Non, monsieur Le Maire, les plus de 55 ans ne sont pas des chômeurs comme les autres, par Samira Sedira
Une fois de plus, les catégories les plus fragiles sont vues comme un vivier d’économies, comme le montre la volonté de Bercy de réduire la durée d’indemnisation des demandeurs d’emploi les plus âgés : un billet de Samira Sedira
En France on a des idées, mais pas toujours les bonnes. Pour faire des éconocroques, on n’a jamais rien trouvé de mieux que la politique de la greffe : raboter ici pour colmater là-bas. Et, comme toujours, c’est en direction des plus vulnérables que les regards se tournent en premier.
Le Sénat a ainsi adopté la suppression de l’Aide médicale d’Etat pour les travailleurs étrangers en situation irrégulière et l’a remplacée par une aide d’urgence d’Etat (un panier de soins réduits). Ce que les sénateurs n’ont visiblement pas compris, c’est que refuser l’accès aux soins à des personnes en situation de grande détresse ne réglera ni la question migratoire ni celle de l’inflation, mais donnera naissance, au contraire, à de nouvelles problématiques.
Bon pour la casse
Jeudi 23 novembre, ce fut au tour du ministre de l’Economie et des Finances, Bruno Le Maire, de nous exposer ses solutions pour la France. Là encore, on décide de s’attaquer aux plus vulnérables. Le ministre propose un alignement de la durée d’indemnisation des chômeurs de plus de 55 ans avec celle des autres demandeurs d’emploi : « Si vous avez plus de 55 ans, la durée d’indemnisation, c’est vingt-sept mois, alors qu’aujourd’hui le lot commun c’est dix-huit mois. Pourquoi ?» s’est interrogé le ministre. Oui, pourquoi monsieur Le Maire ? Il est étonnant de constater que vous n’avez toujours pas réfléchi à la question. Si vous vous étiez un tant soit peu penché sur le sujet, vous auriez découvert que, selon une étude de la Direction de l’animation de la recherche, des études et des statistiques, une personne sans emploi de plus de 50 ans demeure plus longtemps au chômage qu’un demandeur plus jeune (771 jours contre 349 jours).

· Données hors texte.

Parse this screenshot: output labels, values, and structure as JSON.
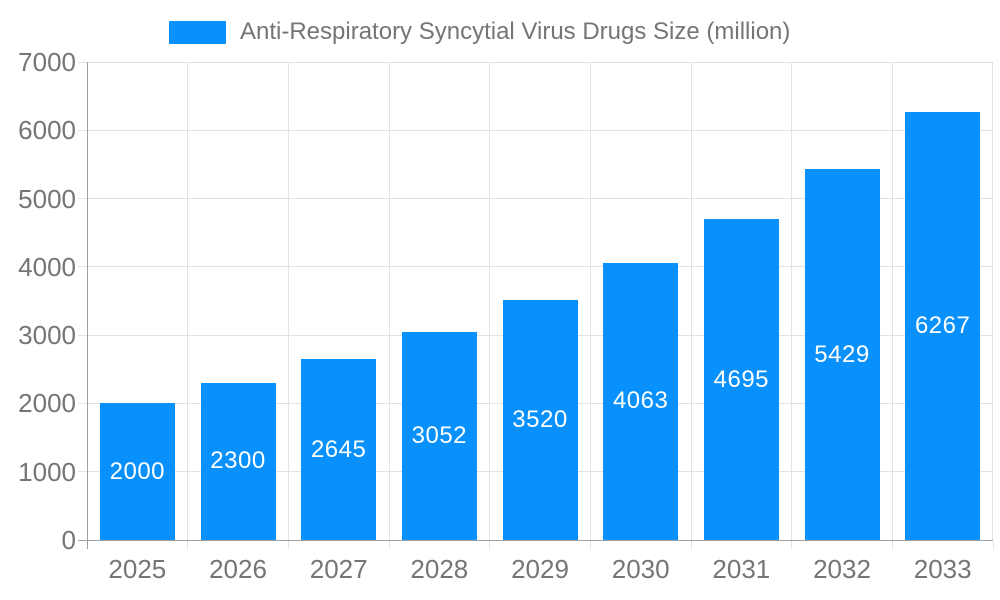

Quelle conclusion tirer de ce triste constat ? Tout simplement qu’à partir de 50 ans, on est bon pour la casse. Un vieux sur le marché du travail n’attire plus grand-monde. Mais j’imagine que cela ne vous a pas échappé. Et c’est sans doute pour pallier cette injustice que vous avez décidé de raboter l’indemnité chômage des plus âgés. Cette solution miracle serait profitable à tous : à vous, aux caisses de l’Etat, aux vieux chômeurs qui auraient enfin l’occasion de réinventer leur vie, et aux employeurs qui pourraient profiter de la grande expérience des plus âgés. Curieuse technique. C’est comme sortir un sans-abri de son foyer d’hébergement d’urgence pour l’inciter à se trouver un logement !
Du côté où la chair est plus fraîche
Il est utopique de penser qu’un chômeur de 55 ans n’aura pas trop de difficulté à retrouver un travail. N’oublions pas que, passé 45 ans, le salarié développe un don : celui de l’invisibilité. Et si, en plus, il a le malheur d’être lourdé, les employeurs qu’il sollicitera en nombre lorgneront toujours du côté où la chair est plus fraîche. La société est ainsi faite que les entreprises ne recrutent pas les seniors jugés trop chers et peu enclins au changement. Autrement dit, un vieux n’est plus ni désiré ni désirable. C’est un boulet. En proposant un alignement de la durée d’indemnisation des plus de 55 ans aux autres chômeurs, vous ne ferez qu’aggraver la situation de centaines de milliers de personnes qui, en plus de se retrouver sans emploi, se retrouveront sans revenu décent. On appelle ça fabriquer du malheur avec du malheur. Et vous aurez beau marteler, monsieur le ministre, que la société a besoin des anciens et de leur expérience, vous ne rencontrerez partout qu’indifférence et incrédulité. N’essayez pas de nous faire croire que nous sommes libres de choisir, nous ne le sommes pas.
Billet de Samira Sedira, comédienne et écrivaine française ; elle a été femme de ménage pendant ses années de galère, veut favoriser l’émancipation des filles d’immigrés ; elle a écrit l'Odeur des planches (Rouergue), Majda en août (Rouergue).